Dashboards are Failing Users for LDAP Users


#1

Hi,
I installed x-pack across all the nodes on my ELK cluster, and also enabled Security with LDAP, and provided Kibana dashboard only roles for all the users in LDAP.
When I login thru elastic user Id, Am able to see the data on the dashboard, but when I login with the LDAP user Id, I see the below error message.

The request for this panel failed.
The aggregations key is missing from the response, check your permissions for this request.

Also, I had ran the kibana dashboard API request across all the nodes, and the response from all the nodes are same as below:

{"dashboard_only":{"enabled":true,"roles":["kibana_dashboard_only_user"],"rules":{"field":{"realm.name":"active_directory"}},"metadata":{}}}

Please let me know to how to resolve this issue. Thanks !


(Tim Vernum) #2

It looks like you're only granting the kibana_dashboard_only_user role, but not granting access to the underlying data.

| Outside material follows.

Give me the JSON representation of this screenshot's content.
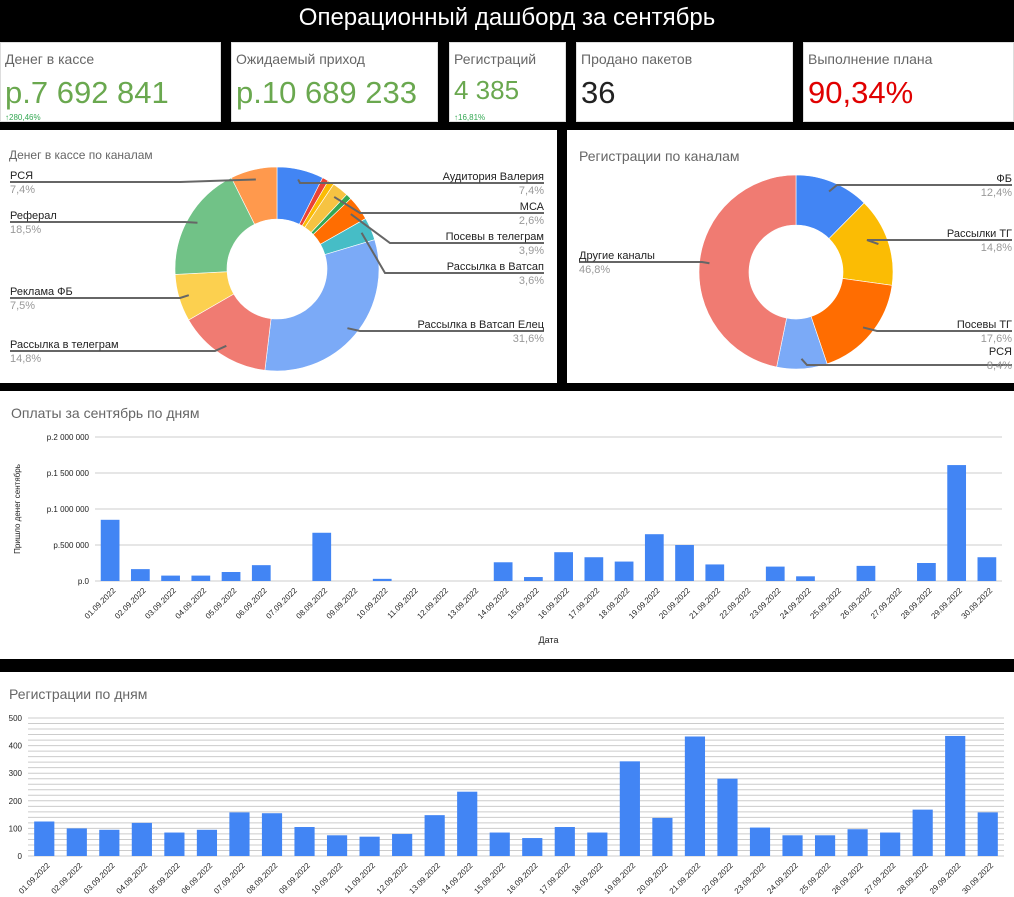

Kibana pulls in all data from Elasticsearch using the logged-in user's identity - they need to also be granted a role that gives them read access to the indices that power the dashboards.

See step 5 here: https://www.elastic.co/guide/en/kibana/6.2/using-kibana-with-security.html


(system) #3

This topic was automatically closed 28 days after the last reply. New replies are no longer allowed.